Хранят музейный холодок старинные полотна.
И кто на них изображен — нам не понять уже…
Они уходят в забытье попарно и поротно,
Тем самым, как бы, завершив амурный свой сюжет.
Ну что ж, давай махнем рукой вослед им, уходящим,
Ведь рамы для сердечных дел не лучшая оправа…
Сладка любовь, сладка любовь, сладка любовь, и слаще,
Пока что, не придумана забава.
Дробь барабанная гремит и слух юнцов чарует.

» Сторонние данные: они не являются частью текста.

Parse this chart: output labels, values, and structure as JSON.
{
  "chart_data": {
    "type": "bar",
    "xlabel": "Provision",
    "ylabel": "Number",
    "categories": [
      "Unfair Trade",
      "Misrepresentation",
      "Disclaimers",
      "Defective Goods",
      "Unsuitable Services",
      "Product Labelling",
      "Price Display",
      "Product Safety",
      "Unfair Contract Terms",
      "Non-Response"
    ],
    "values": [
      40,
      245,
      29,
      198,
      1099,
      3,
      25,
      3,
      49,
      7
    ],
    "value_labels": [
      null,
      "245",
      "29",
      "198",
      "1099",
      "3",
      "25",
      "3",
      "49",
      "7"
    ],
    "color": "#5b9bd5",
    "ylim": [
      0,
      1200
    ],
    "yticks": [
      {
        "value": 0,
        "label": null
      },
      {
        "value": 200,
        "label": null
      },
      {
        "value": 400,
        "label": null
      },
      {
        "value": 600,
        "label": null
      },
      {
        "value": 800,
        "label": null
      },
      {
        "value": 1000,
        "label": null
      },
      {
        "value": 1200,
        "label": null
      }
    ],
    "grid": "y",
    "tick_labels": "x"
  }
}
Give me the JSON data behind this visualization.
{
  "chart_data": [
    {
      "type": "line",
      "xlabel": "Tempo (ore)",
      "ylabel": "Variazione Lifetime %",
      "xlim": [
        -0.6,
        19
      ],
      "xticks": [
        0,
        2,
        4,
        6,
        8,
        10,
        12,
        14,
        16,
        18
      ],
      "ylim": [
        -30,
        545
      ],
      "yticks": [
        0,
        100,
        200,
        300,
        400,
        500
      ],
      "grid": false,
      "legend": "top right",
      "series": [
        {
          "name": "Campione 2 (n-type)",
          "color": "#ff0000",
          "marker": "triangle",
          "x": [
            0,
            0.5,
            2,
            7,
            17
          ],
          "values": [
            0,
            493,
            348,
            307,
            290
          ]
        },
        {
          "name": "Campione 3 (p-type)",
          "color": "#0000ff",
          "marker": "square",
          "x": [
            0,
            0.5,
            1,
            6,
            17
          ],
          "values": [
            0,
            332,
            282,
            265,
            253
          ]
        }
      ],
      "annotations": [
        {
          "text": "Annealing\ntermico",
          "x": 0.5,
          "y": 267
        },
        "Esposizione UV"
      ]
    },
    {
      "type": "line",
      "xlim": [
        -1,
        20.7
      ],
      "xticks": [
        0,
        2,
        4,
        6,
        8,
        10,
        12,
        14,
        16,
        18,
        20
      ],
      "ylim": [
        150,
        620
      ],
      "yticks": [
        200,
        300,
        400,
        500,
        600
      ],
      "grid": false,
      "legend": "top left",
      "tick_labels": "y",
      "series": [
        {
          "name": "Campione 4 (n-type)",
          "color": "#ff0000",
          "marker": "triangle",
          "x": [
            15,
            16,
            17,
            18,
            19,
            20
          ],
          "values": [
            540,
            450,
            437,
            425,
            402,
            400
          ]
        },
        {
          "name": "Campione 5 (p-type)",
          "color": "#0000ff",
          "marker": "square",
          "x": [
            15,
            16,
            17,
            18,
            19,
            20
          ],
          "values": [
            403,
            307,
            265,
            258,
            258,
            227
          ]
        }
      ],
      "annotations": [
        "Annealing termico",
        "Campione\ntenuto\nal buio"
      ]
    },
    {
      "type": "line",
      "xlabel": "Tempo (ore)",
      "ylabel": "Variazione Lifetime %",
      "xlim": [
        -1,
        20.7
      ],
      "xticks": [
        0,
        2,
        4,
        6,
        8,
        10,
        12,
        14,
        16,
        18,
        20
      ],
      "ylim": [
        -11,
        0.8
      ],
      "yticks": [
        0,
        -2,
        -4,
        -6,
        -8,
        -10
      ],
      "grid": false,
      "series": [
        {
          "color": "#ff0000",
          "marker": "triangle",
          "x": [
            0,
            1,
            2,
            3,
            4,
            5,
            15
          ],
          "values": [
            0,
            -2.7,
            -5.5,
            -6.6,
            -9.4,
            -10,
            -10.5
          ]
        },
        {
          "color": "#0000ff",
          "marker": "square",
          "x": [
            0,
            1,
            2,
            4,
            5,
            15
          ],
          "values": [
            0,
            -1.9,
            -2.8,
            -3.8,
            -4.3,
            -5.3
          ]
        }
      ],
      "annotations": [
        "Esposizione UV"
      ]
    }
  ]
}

Хрустящий клевер жеребцы жуют, кося белком.
Любуясь выправкой улан и золоченой сбруей,
Гурьбой красавицы бегут за удалым полком.
Летит воздушный поцелуй, призывный и манящий…
И все забыть готовы вы-что подвиги, что слава!
Сладка любовь, сладка любовь, сладка любовь, и слаще,
Пока что, не придумана забава.
Но что-то этот грустный ход сулит нам и тревожит,
И мы навытяжку стоим, не в силах объяснить,
Какую мысль хотел внушить нам спившийся художник,
Меж тем и этим протянув невидимую нить?
А он смеется нам в лицо и щурит глаз пропащий:
«Ну что вы, други, ну и ну, все просто, ей-же право:
Сладка любовь, сладка любовь, сладка любовь, и слаще,
Пока что, не придумана забава!»
Ну что им, братцы, до того, что сторож ключ железный
Сейчас за вами повернет, и вы уйдете?
Что ж, — Они к избранницам своим прильнут, навек исчезнув.
Сюжет, как видите, не нов. А где новей возьмешь?
Не все ль равно, когда поймешь: все в мире преходяще.